Nos preguntamos también, para finalizar, si no es en el discurso, esto es, en los actos concretos del decir humano, donde más obvia se hace la relación entre el lenguaje y la percepción y la atención humanas, como desde antiguo sabe la retórica. He abordado este tipo de cuestión, junto a otros colegas, en un reciente artículo sobre lingüística clínica, dominio crítico también para el estudio del lenguaje como interfaz entre lo natural y lo cultural (Hernández-Sacristán, Rosell-Clari, & Macdonald, 2011). Entendemos que la variabilidad intralingüística de los discursos o actos del decir puede explicar, en tanta o mayor medida que las diferencias interlingüísticas, el significado de esta interfaz. En ningún caso debemos olvidar el carácter polisistemático con el que se nos manifiesta siempre toda lengua y toda cultura. Dicho esto, que debe entenderse como simple apunte matizador, agradezco al autor todas sus aportaciones, su espíritu abierto y crítico y sus dotes narratológicas, poco comunes en este tipo de ensayos.

Carlos Hernández Sacristán
Universitat de València.

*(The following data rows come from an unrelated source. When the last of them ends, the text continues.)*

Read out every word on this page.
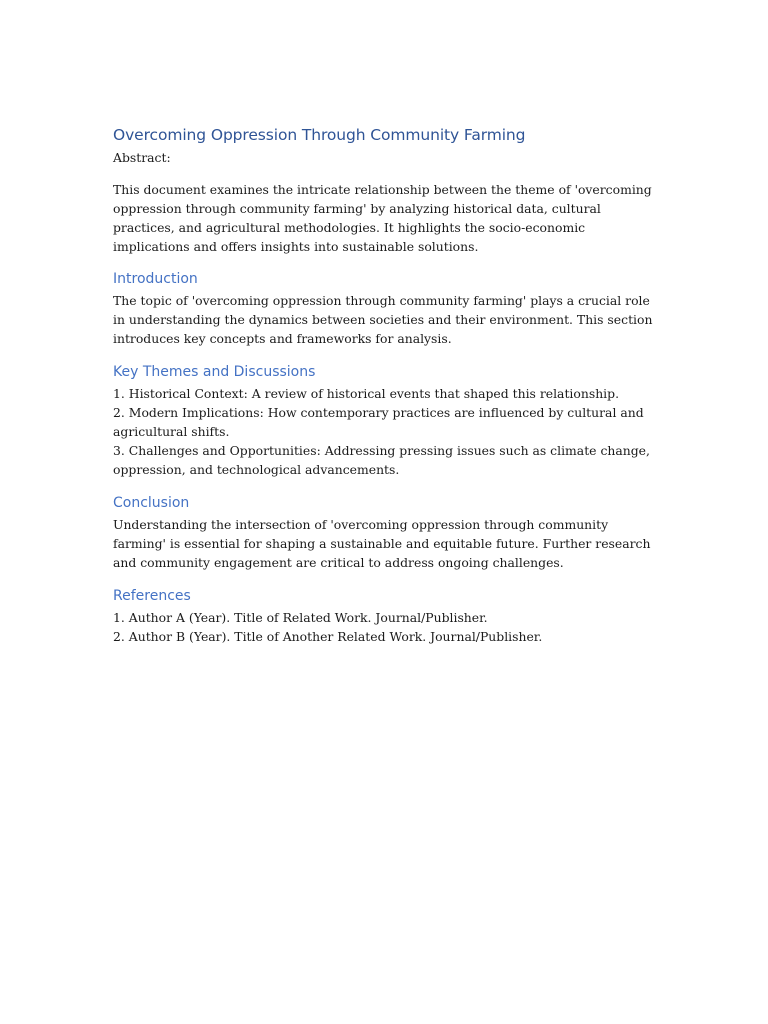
Overcoming Oppression Through Community Farming

Abstract:

This document examines the intricate relationship between the theme of 'overcoming oppression through community farming' by analyzing historical data, cultural practices, and agricultural methodologies. It highlights the socio-economic implications and offers insights into sustainable solutions.

Introduction

The topic of 'overcoming oppression through community farming' plays a crucial role in understanding the dynamics between societies and their environment. This section introduces key concepts and frameworks for analysis.

Key Themes and Discussions
1. Historical Context: A review of historical events that shaped this relationship.
2. Modern Implications: How contemporary practices are influenced by cultural and agricultural shifts.
3. Challenges and Opportunities: Addressing pressing issues such as climate change, oppression, and technological advancements.
Conclusion

Understanding the intersection of 'overcoming oppression through community farming' is essential for shaping a sustainable and equitable future. Further research and community engagement are critical to address ongoing challenges.

References
1. Author A (Year). Title of Related Work. Journal/Publisher.
2. Author B (Year). Title of Another Related Work. Journal/Publisher.
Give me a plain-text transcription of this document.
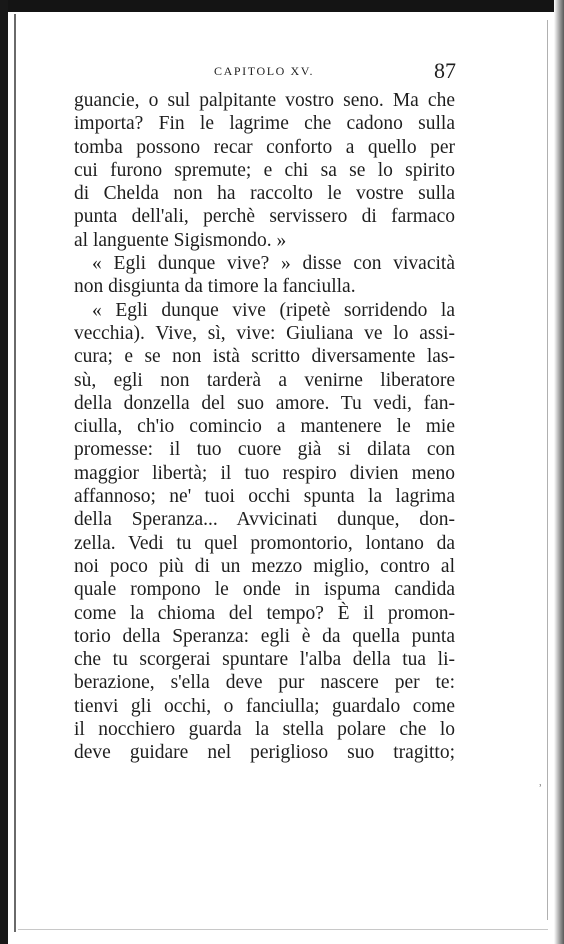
CAPITOLO XV.	87
guancie, o sul palpitante vostro seno. Ma che
importa? Fin le lagrime che cadono sulla
tomba possono recar conforto a quello per
cui furono spremute; e chi sa se lo spirito
di Chelda non ha raccolto le vostre sulla
punta dell'ali, perchè servissero di farmaco
al languente Sigismondo. »
« Egli dunque vive? » disse con vivacità
non disgiunta da timore la fanciulla.
« Egli dunque vive (ripetè sorridendo la
vecchia). Vive, sì, vive: Giuliana ve lo assi-
cura; e se non istà scritto diversamente las-
sù, egli non tarderà a venirne liberatore
della donzella del suo amore. Tu vedi, fan-
ciulla, ch'io comincio a mantenere le mie
promesse: il tuo cuore già si dilata con
maggior libertà; il tuo respiro divien meno
affannoso; ne' tuoi occhi spunta la lagrima
della Speranza... Avvicinati dunque, don-
zella. Vedi tu quel promontorio, lontano da
noi poco più di un mezzo miglio, contro al
quale rompono le onde in ispuma candida
come la chioma del tempo? È il promon-
torio della Speranza: egli è da quella punta
che tu scorgerai spuntare l'alba della tua li-
berazione, s'ella deve pur nascere per te:
tienvi gli occhi, o fanciulla; guardalo come
il nocchiero guarda la stella polare che lo
deve guidare nel periglioso suo tragitto;
ʾ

Estudi General

Referencias bibliográficas
  • BERLIN, B. & KAY, P. (1969). Basic Color Terms: Their Universality and Evolution. Berkeley: University of California Press.
  • DEUTSCHER, Guy (2005). The Unfolding of Language. Nueva York: Metropolitan.
  • GLADSTONE, W.E. (1858). Studies on Homer and the Homeric Age. Oxford: Oxford University Press.
  • HERNÁNDEZ SACRISTÁN, C., ROSELL-CLARI, V., & MACDONALD, J.E. (2011). “Proximal and distal. Rethinking linguistic form and use for clinical purposes”. Clinical Linguistics & Phonetics, 25 (1): 37-52.
  • KANDINSKY, Vasili (1996). De lo Espiritual en el Arte. Barcelona: Paidós (original Über das Geistige in der Kunst, Munich, R. Piper & Co., 1912).